EVERETT — Crews started tearing down a strip mall Monday on property that will soon expand Everett Community College’s footprint across Broadway.
The 10th and Broadway project will total 65,000 square feet. It will expand the college’s tutoring resources, as well as house the library, writing center and other academic support programs. According to the college, the current library isn’t big enough for the growing student population.
“We’re a community college and we know the community deserves to have access to resources,” said Bob Bolerjack, vice chair of the college’s Board of Trustees, at a groundbreaking for the development earlier this month.
The $52 million Cascade Learning Resource Center will sit on the 17-acre former College Plaza shopping center. Businesses in the strip mall included a nail salon, an innovation lab and a popular auto licensing shop. People had still been coming to the vacant building looking for Julie’s Licensing Service, worksite superintendent Anthony Pittman said.
In all, it will house the John N. Terrey Library/Media Center, Tutoring Center, Writing Center, eLearning, Instructional Media Services, the Russell Day Gallery and the Center for Transformative Teaching. This will replace the college’s current Library Media Center. That building went up after an arson destroyed the college’s old library in 1987.
State Rep. Emily Wicks, D-Everett, said the project isn’t just about concrete and steel.
“Today is about opportunity and hope,” she said at the groundbreaking. “Opportunity for students who want a better education, a better career and a better life for their family. And hope for our local businesses who desperately need skilled workers.”

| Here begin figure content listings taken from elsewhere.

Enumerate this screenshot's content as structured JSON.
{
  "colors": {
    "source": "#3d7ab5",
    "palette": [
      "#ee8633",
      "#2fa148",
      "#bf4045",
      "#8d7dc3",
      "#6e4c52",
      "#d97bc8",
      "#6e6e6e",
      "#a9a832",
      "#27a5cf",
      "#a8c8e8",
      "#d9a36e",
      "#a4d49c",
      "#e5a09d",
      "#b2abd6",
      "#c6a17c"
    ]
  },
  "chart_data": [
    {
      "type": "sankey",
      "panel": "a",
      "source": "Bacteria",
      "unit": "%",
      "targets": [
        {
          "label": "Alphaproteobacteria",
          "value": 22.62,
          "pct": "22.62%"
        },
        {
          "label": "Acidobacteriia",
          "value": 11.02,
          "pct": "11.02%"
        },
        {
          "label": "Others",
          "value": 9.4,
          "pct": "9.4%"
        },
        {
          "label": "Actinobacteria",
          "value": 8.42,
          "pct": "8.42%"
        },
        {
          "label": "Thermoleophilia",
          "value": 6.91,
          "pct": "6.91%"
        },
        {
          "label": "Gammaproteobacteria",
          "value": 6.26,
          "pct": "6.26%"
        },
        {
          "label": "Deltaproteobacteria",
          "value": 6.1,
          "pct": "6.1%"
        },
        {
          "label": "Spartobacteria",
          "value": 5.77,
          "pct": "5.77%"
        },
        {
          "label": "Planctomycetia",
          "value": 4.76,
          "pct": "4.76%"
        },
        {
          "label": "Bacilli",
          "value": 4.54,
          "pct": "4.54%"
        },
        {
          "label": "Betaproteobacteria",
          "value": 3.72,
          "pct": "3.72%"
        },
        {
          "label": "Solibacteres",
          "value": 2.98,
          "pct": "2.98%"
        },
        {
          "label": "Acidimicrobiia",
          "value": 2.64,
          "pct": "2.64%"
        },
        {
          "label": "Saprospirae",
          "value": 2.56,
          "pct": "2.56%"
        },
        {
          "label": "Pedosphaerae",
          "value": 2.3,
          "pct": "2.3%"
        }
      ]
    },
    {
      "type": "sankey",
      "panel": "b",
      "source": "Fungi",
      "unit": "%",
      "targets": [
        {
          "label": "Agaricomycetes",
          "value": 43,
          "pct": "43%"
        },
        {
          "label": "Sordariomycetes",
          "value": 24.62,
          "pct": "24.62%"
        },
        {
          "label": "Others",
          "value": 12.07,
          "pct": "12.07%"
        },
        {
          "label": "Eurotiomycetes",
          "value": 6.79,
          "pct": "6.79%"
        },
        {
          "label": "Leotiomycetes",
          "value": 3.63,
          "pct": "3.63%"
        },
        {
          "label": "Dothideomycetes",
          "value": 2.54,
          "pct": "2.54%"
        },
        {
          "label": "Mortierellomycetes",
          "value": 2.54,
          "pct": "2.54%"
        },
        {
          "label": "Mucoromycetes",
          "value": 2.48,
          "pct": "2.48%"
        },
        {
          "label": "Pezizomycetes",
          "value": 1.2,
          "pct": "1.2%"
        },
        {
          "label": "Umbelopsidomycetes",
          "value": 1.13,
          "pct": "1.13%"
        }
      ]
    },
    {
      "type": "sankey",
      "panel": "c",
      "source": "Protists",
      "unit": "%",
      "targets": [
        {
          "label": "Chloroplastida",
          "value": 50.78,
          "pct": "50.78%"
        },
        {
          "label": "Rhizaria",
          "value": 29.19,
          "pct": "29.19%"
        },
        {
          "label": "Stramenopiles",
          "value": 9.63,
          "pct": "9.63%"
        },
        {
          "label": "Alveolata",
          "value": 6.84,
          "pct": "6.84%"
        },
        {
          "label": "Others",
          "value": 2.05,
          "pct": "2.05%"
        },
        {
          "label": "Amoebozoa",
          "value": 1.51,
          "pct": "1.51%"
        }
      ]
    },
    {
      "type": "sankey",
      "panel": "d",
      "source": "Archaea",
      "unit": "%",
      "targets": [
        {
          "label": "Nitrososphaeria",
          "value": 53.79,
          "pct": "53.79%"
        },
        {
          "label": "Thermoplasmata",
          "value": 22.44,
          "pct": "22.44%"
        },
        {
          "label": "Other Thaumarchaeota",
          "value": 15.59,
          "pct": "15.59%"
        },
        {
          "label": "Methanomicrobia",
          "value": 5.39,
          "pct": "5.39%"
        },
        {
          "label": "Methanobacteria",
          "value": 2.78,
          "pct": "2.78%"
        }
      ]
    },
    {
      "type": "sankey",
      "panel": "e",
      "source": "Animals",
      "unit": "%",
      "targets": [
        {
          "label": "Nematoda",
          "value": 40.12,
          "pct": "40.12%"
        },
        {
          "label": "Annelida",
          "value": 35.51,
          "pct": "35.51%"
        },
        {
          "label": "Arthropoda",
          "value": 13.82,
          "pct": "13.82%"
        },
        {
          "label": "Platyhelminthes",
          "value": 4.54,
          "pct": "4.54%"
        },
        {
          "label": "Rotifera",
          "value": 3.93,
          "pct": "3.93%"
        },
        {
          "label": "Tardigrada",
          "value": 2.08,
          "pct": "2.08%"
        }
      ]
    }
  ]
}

Next door is Washington State University’s main Everett campus building. Between the two buildings will be a new quad.
EvCC’s Board of Trustees approved the eastward leap across Broadway in 2018 amid resistance from faculty and students arguing the center would be out of the way in the new location. Some also argued the move across the five-lane thoroughfare posed safety concerns.
This won’t be the only expansion east of Broadway for the college. A new Baker Hall is planned for east of the new learning center.
The development’s general contractor, Mortenson, also built EvCC’s Gray Wolf and Whitehorse halls, as well as Seattle University’s Lemieux Library expansion and the Odegaard Undergraduate Learning Center renovation at the University of Washington. The contractor also worked on Providence Regional Medical Center Everett and Climate Pledge Arena in Seattle.
The center is set to open in April 2023.
“See you in 18 months for a ribbon cutting,” said John Olson, the college’s executive director of government and community relations.